I was recently reminded of Bonhoeffer's "Cost of Discipleship" while working on "what was it that Christ actually said we should do" and decided to re-read it. It's been republished as a Kindle book by the folks managing the "Collected Works" project with lots of interesting notes. For this old man there's an awful lot of (it seems to me) his trying to tap-dance around remaining a Good Lutheran as well as wading through Academic-German-translated-to-English, but the basic idea that shakes out suggests that Direct Christianity may have been rare, but might not have been impossible in the first century A.D.

In a nutshell, IMHO, Bonhoeffer's point is that "real Christianity" is the Discipleship that he is describing, and that it only begins with a personal call from Christ. To me that sounds like something more than being baptized as an infant, attending Church and being a good person. In Bonhoeffer's model that is "Cheap Salvation" which is actually no salvation. "Costly Salvation" consists of responding to the call by being so connected to Christ that one is to a very large degree alienated from the world. "Many are called, but few..." not "are chosen" by Christ but by their own choice or ability to turn their back on the world. The Rich Young Man or The Wedding Feast in Matthew 22 are the prototypes.

Just a thought.

Bruce Charlton said...

@DS - Thank you for a thoughtful comment.

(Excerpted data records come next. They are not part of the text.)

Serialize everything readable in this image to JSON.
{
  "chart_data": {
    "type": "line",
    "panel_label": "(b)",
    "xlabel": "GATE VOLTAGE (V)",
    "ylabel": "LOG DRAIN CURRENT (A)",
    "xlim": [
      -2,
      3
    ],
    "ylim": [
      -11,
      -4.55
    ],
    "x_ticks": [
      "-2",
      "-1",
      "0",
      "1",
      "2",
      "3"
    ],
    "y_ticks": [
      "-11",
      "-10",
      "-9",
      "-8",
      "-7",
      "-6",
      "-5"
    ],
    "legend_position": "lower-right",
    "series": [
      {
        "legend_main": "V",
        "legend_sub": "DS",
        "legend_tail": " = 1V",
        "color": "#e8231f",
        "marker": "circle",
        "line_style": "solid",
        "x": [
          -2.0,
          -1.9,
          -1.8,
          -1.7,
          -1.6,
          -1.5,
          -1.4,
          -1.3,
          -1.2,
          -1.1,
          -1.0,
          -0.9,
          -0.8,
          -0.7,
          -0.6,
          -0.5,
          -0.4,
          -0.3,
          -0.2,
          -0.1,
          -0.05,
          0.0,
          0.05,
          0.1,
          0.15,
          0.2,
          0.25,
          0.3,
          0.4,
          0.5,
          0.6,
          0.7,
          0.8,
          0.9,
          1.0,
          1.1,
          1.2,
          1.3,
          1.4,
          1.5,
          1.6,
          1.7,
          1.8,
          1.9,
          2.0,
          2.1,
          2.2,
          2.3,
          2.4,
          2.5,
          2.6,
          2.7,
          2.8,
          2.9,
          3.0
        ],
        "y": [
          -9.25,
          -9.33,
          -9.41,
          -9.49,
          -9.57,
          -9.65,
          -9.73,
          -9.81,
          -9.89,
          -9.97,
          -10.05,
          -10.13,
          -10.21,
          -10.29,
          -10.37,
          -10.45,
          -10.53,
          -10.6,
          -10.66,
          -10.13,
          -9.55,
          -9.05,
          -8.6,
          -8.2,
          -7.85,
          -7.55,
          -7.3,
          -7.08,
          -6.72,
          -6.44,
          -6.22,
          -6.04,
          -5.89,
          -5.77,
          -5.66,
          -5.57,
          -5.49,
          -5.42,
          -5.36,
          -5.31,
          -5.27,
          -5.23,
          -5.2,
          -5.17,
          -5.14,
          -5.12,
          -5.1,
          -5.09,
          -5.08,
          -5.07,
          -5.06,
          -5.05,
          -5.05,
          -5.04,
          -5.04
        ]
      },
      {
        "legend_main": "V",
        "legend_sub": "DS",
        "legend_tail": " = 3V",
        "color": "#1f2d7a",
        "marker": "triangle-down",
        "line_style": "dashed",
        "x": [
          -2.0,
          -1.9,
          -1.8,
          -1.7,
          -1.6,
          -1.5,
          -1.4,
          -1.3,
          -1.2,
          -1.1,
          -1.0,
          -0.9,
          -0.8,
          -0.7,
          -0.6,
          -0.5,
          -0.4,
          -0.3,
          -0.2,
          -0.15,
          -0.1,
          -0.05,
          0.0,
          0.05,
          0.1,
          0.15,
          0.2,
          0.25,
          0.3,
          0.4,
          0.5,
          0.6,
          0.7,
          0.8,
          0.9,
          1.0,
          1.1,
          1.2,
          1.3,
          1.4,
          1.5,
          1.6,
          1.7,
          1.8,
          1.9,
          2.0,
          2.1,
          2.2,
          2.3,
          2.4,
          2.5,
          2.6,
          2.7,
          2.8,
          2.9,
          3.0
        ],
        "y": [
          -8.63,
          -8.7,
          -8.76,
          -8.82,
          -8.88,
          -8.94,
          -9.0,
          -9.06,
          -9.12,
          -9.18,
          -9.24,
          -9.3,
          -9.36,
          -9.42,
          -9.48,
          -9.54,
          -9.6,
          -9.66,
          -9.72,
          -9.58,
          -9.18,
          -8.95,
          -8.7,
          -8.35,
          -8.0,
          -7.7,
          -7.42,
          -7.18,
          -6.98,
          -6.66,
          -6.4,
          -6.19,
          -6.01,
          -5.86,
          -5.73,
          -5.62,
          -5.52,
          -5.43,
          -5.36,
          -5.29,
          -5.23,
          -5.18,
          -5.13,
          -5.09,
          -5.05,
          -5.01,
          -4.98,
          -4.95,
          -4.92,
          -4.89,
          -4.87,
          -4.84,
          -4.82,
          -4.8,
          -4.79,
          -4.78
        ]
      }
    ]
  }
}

My theology is that of the CJCLDS/ Mormons (However I am not a Mormon - not a church member or attender and I do not follow the practices) - and a vital part of this is that I regard salvation as such as 'easy', although it can be (and is) refused.

I regard salvation as the gift of Christ's work - and all we must do (but we must do this) is voluntarily and freely accept it; this acceptance may be (perhaps usually has been, due to the limited reach of Christianity thoughout AD world history) after the death of our mortal bodies.

What is difficult (and presumably rare) is the highest level of theosis/ sanctification/ divinisation. in other words, I would interpret that many called/ few chosen as referring not to being few being 'saved' from Hell - but to few achieving the highest forms of post-mortal Heaven.

I say this as a brief and simplified statement of my convictions - not to try and persuade you of my rightness, in the space of a blog comment!